1 Einleitung

Die Bedeutung der elterlichen Erziehung und Förderung für eine gesunde und positive kindliche Entwicklung ist inzwischen empirisch gut belegt (Holden 2014). Im Folgenden wird zunächst beschrieben, aus welchen Komponenten das elterliche Erziehungsverhalten besteht und welche Faktoren deren Zusammenspiel beeinflussen. Danach werden Merkmale elterlicher Förderung erläutert, die auch für die Beschreibung elterlicher Fähigkeiten im Kontext von Kindeswohlgefährdung relevant sind. Anschließend wird vertiefend auf die Vermittlung von Regeln und Werten als Kern der Erziehung eingegangen, bevor die gemeinsame Bedeutung von Erziehung und Förderung für das Kindeswohl herausgestellt wird. Der Begriff der Erziehung hat eine lange Geschichte und vielfältige Ausprägungen erfahren (Callo 2002; Winkler 2010). Teilweise schließt er die Förderung des Kindes und das Wirken vieler Personen und Institutionen mit ein. Hier stehen jedoch Eltern im Mittelpunkt. Zudem werden, angelehnt an die Struktur der richterlichen Kindeswohlprüfung (z. B. BGH 6.12.1989 – IVb ZB 66/88 m. w. N.), Erziehung und Förderung als zwei verschiedene, wenn auch eng miteinander verbundene Aspekte behandelt.

2 Elterliche Erziehung

Erziehung kann als „Bildung und Förderung des Geistes und Charakters eines Heranwachsenden“ definiert werden (Ecarius 2007). Im Grundgesetz wird Erziehung, neben der Pflege, als „das natürliche Recht der Eltern und die zuvörderst ihnen obliegende Pflicht“ bezeichnet (Art. 6 Abs. 2 S. 1 GG). In der Forschung und Praxis wird das elterliche Erziehungsverhalten unterschiedlich beschrieben. Es können dimensionale, partielle und typologische Herangehensweisen unterschieden werden (Kindler 2006a). Dimensionale Ansätze erfassen die Merkmale elterlichen Erziehungsverhaltens auf einer oder mehreren Dimensionen, etwa auf einer Dimension mit den Polen „Wärme vs. Feindseligkeit“ oder einer Dimension mit den Polen „hohes vs. niedriges elterliches Engagement“ in Bezug auf Vermittlung von Regeln und Werten. Partielle Ansätze fokussieren einen Ausschnitt des Prozesses der Vermittlung von Regeln und Werten, wobei dieser Ausschnitt beispielsweise die innerpsychischen Prozesse bei dem erziehenden Elternteil betreffen kann (etwa die Erwartungen an das kindliche Verhalten) oder bestimmte Bereiche von Werten oder Regeln (z. B. Sicherheit, Hygiene und Sauberkeitserziehung) oder Ausprägungen des Erziehungsverhaltens (etwa die Intensität und Form von Strafen) (Kindler 2006a).

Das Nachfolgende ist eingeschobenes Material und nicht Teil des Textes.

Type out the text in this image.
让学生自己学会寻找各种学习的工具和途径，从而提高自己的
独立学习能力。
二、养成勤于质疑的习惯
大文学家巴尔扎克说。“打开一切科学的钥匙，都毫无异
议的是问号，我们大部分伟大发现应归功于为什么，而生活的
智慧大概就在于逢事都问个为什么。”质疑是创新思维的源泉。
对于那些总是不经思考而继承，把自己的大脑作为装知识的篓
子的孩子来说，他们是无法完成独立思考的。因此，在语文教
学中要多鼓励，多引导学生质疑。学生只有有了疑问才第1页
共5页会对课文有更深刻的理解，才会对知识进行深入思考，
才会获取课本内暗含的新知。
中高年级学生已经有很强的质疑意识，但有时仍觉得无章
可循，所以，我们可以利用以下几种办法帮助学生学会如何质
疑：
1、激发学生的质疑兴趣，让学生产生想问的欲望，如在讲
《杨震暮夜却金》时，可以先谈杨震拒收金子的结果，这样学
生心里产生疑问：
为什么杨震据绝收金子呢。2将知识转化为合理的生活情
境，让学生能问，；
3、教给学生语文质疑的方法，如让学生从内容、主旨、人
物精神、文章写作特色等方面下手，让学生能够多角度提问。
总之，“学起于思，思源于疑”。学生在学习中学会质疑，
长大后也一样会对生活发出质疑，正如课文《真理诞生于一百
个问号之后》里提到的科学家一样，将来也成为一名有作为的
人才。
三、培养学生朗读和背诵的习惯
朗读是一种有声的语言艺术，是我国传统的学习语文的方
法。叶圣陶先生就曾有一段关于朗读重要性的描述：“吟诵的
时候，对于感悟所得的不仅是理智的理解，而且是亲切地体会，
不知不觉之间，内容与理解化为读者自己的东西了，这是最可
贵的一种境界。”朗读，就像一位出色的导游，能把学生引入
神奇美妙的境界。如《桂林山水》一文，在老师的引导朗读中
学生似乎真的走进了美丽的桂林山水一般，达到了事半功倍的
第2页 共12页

Anhand von typologischen Ansätzen werden bestimmten Ausprägungen bzw. Ausprägungskombinationen zu Typen zusammengefasst, die häufig auch als Erziehungsstile bezeichnet werden. In der Theorie und Praxis lassen sich mehrere unterschiedliche Erziehungsstile unterscheiden, die durch grundlegende Einstellungen und Verhaltensmuster charakterisiert sind und deshalb Eltern-Kind-Interaktionen wesentlich mitbestimmen. Eine der bekanntesten Klassifikation von Erziehungsstilen unterscheidet je nach Ausmaß von erzieherischer Kontrolle und emotionaler Wärme der Eltern drei Erziehungsstile (Baumrind 1973, 1989):

  • autoritär (viel elterliche fordernde Kontrolle bei gleichzeitig wenig Wärme),

  • permissiv/nachgiebig (wenig elterliche fordernde Kontrolle, aber viel Wärme) und

  • autoritativ (viel elterliche fordernde Kontrolle und viel Wärme vorhanden).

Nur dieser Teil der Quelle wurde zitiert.